First hurdle: getting the actual data. This turned out to be trickier than I thought. I started digging around online, looking for some easy list of all his home runs with locations. You find plenty of stats, sure – date, opponent, distance maybe – but not neat little coordinates ready for a map. Forget about exact landing spots, that’s just not consistently tracked in a way I could easily grab. I ended up having to piece stuff together. Found some game logs and databases, mostly just listing the date, park, and sometimes the reported distance. It wasn’t perfect, but it was a start.

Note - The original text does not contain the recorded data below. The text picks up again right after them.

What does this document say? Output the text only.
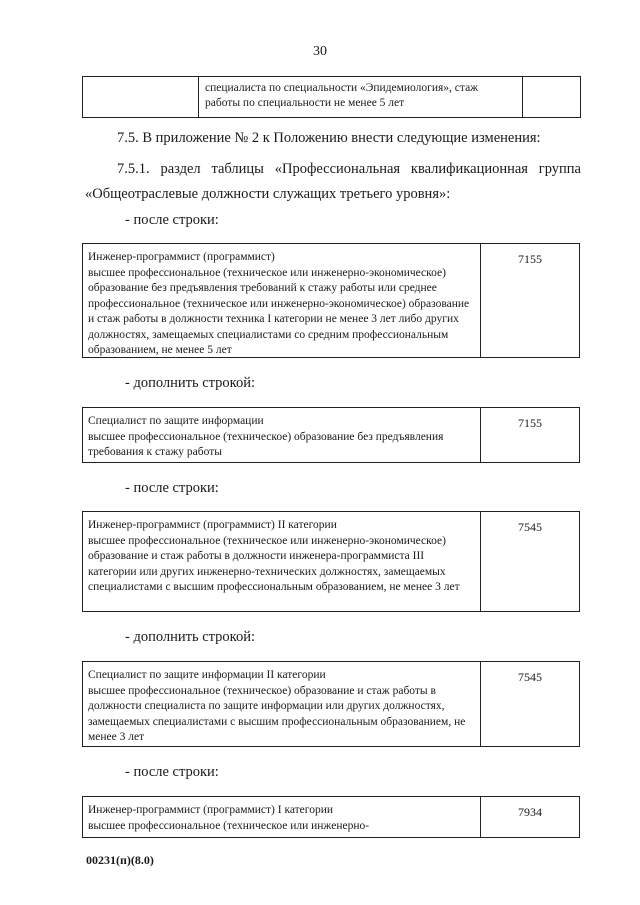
30
специалиста по специальности «Эпидемиология», стаж работы по специальности не менее 5 лет
7.5. В приложение № 2 к Положению внести следующие изменения:
7.5.1. раздел таблицы «Профессиональная квалификационная группа
«Общеотраслевые должности служащих третьего уровня»:
- после строки:
Инженер-программист (программист)
высшее профессиональное (техническое или инженерно-экономическое) образование без предъявления требований к стажу работы или среднее профессиональное (техническое или инженерно-экономическое) образование и стаж работы в должности техника I категории не менее 3 лет либо других должностях, замещаемых специалистами со средним профессиональным образованием, не менее 5 лет
7155
- дополнить строкой:
Специалист по защите информации
высшее профессиональное (техническое) образование без предъявления требования к стажу работы
7155
- после строки:
Инженер-программист (программист) II категории
высшее профессиональное (техническое или инженерно-экономическое) образование и стаж работы в должности инженера-программиста III категории или других инженерно-технических должностях, замещаемых специалистами с высшим профессиональным образованием, не менее 3 лет
7545
- дополнить строкой:
Специалист по защите информации II категории
высшее профессиональное (техническое) образование и стаж работы в должности специалиста по защите информации или других должностях, замещаемых специалистами с высшим профессиональным образованием, не менее 3 лет
7545
- после строки:
Инженер-программист (программист) I категории
высшее профессиональное (техническое или инженерно-
7934
00231(п)(8.0)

Getting the Ballparks Plotted
Okay, so I had a list: date, park, maybe distance. The next step was figuring out how to actually put this on a map. I’m no coding genius, so I looked for something straightforward. Played around with a couple of free online mapping tools first. Some were okay, but felt a bit clunky for what I wanted. I remembered doing some basic stuff with spreadsheets before, mapping addresses, so I thought maybe I could get the ballpark addresses and try that. Finding the stadium locations was easy enough. A quick search gave me the latitude and longitude for each MLB park he’s hit a homer in.
So, I started punching those coordinates into my list, matching them up with the home runs. This took a bit of time, just manually associating each homer with the correct ballpark location. It was kinda tedious, just copying and pasting coordinates, making sure I didn’t mix up Fenway with Yankee Stadium.
Making the Map Visual

Once I had the list somewhat organized – each homer tied to a park location – I tried plotting them. My first attempt just put a dot on each stadium where he’d hit one. That was… okay? But it didn’t really show the volume. Yankee Stadium just had one dot, same as a park where he hit only one homer.
- I needed a way to show how many homers per park. Maybe make the dot bigger for more homers?
- Or maybe cluster them somehow?
- Could I color-code them by year? Or distance?
I decided to keep it simple. I ended up using a tool where I could just upload my spreadsheet. It put a point for every single home run. So, Yankee Stadium had a whole bunch of points clustered on top of it, while other parks had fewer. It wasn’t super sophisticated, no fancy lines showing the ball flight or anything. Just points on a map representing each dinger at its source ballpark.
What I Got Out Of It
Looking at the final map, it was pretty neat. You could really see the concentration at Yankee Stadium, obviously, but also get a sense of his power across all the different parks he’s visited. It wasn’t some groundbreaking data science project, just a fan’s way of visualizing something cool. Took more manual work gathering and cleaning up the data than I expected. But seeing all those points spread across the map? Yeah, kinda satisfying. Gives you a different perspective than just seeing the numbers in a list.